記録的な物価高が続くイギリスで、公務員や教師など最大50万人が賃上げを求めてストライキを行いました。この影響で、世界的に有名な大英博物館も臨時休館となっています。
ロンドン中心部に集まる人々。その数は、数千にのぼります。1日、公務員など様々な業種でストライキが行われ、地元メディアによると、最大50万人が参加しました。この10年で最大規模です。
イギリスでは、4か月連続で10%を超える記録的なインフレが続いていて、労働組合側は政府が提示する数%の賃上げでは不十分だと主張。ストライキは、連日のように行われています。
住宅・コミュニティー・地方自治省 労働組合代表
「この国の人たちは、『もうたくさんだ』と思っています。富の再分配がうまくいっていないのです。私たちは、コロナ禍で国を支えました。仕事の正当な報酬がほしいだけです」
今回、ストに多く参加したのは、小・中学校などで働く教師たち。このため、休校や授業をオンラインに切り替えるなど、半数の学校に影響が出ました。そして、ストはこんなところでも…
記者
「大英博物館でもストライキが行われていて、午前10時の開館時間を過ぎても、訪れた人たちが中に入れない状態となっています」
世界的に有名な大英博物館。

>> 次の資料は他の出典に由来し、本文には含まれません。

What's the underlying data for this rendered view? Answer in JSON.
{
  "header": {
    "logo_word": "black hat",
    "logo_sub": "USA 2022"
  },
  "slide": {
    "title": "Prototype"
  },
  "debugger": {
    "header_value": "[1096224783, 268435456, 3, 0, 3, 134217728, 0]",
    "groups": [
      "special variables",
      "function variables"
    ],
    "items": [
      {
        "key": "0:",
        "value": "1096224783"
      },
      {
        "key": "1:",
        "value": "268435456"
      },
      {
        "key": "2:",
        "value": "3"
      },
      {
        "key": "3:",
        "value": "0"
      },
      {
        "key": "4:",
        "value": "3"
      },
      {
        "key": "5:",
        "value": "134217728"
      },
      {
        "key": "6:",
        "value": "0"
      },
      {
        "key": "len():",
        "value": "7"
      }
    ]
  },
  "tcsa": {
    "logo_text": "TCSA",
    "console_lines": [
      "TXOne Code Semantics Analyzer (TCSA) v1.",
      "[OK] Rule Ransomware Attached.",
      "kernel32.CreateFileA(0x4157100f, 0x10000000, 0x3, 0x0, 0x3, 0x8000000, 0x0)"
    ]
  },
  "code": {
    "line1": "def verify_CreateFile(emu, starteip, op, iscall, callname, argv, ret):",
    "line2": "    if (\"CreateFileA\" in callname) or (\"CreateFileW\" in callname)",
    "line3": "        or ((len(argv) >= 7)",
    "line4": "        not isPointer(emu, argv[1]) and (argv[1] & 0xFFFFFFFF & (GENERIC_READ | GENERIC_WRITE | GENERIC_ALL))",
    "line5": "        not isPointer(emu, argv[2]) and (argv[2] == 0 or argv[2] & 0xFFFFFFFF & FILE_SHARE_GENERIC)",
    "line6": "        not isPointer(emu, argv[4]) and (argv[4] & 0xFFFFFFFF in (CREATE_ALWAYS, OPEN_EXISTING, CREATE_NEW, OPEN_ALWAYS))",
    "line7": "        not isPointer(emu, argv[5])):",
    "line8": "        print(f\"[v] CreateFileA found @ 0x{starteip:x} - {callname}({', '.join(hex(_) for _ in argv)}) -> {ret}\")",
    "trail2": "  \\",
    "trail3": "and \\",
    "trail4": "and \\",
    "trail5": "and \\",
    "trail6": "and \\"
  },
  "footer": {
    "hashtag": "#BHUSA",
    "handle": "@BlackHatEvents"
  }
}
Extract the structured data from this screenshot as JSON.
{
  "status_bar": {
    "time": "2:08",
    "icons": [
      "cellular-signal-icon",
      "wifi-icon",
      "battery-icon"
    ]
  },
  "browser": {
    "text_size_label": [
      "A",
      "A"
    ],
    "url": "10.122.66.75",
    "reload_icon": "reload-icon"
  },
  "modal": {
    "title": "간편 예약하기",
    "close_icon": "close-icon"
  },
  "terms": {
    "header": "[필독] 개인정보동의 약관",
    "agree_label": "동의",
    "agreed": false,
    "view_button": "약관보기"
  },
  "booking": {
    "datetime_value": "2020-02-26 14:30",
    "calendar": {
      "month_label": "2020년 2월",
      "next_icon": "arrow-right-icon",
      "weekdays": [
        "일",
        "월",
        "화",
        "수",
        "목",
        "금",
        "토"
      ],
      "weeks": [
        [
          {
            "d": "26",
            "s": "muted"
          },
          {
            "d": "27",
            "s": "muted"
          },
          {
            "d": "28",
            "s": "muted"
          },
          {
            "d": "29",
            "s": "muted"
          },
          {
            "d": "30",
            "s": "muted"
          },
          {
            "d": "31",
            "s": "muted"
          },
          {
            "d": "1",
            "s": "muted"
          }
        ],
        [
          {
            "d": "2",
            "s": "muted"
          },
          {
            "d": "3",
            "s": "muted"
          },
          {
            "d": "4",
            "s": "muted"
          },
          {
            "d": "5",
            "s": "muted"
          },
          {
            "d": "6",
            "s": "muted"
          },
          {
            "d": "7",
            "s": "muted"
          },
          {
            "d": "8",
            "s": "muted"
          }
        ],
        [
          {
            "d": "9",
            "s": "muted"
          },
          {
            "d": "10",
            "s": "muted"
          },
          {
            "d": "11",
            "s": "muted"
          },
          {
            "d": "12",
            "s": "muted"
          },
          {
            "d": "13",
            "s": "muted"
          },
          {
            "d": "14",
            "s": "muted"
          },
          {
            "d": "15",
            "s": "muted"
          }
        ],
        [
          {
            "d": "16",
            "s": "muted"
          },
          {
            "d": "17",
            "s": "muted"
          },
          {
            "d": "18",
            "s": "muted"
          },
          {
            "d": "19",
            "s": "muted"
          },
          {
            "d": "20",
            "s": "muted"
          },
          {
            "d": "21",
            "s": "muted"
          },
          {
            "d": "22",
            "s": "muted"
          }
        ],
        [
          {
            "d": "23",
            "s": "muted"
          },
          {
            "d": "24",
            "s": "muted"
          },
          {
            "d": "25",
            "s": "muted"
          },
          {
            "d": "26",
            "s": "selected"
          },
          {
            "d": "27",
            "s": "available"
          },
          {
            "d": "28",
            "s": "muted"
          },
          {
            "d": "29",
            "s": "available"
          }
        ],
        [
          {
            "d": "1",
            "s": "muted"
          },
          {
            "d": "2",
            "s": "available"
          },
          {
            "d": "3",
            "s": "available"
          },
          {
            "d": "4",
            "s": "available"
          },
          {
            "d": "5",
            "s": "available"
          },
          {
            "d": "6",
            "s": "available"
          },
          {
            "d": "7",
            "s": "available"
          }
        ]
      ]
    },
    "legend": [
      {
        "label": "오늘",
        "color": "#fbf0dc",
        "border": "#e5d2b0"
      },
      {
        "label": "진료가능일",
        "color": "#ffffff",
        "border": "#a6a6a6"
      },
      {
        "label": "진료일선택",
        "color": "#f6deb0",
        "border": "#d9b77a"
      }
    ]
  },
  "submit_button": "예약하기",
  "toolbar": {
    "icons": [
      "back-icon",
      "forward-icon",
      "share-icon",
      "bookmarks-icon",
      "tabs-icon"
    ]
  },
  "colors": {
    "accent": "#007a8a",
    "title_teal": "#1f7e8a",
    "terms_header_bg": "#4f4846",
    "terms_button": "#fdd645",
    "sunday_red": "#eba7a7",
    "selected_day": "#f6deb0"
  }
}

入館を待つ行列の横で抗議活動が行われています。大英博物館の職員がストを行うのは、異例だということです。
大英博物館の職員
「ギリギリの生活でフードバンクを利用している人もいます。終わりのない残業も。ストライキは、最後の手段です」
この影響で、博物館は急遽…
「本日は休館になりました」
臨時休館となったのです。海外から訪れた観光客も多く、みな困惑した様子です。
日本から来た大学生
「ショックですね、すごく楽しみにしていたので。今日(旅行の)最終日なので」
「ミイラ見たかったので、本当に残念やなと思います」
市民
「この子たちは、先生のストライキで学校に行けないんです。代わりに博物館に来たんだけど、こちらもストライキだ。やっかいだね」
人々の不満を反映して、スナク政権の支持率は12%と低迷。不支持は70%になっています。ただ、政府側は、まずはインフレ対策に力を入れたいとしていて、賃上げを求める“ストの連鎖”が収束する見通しは立っていません。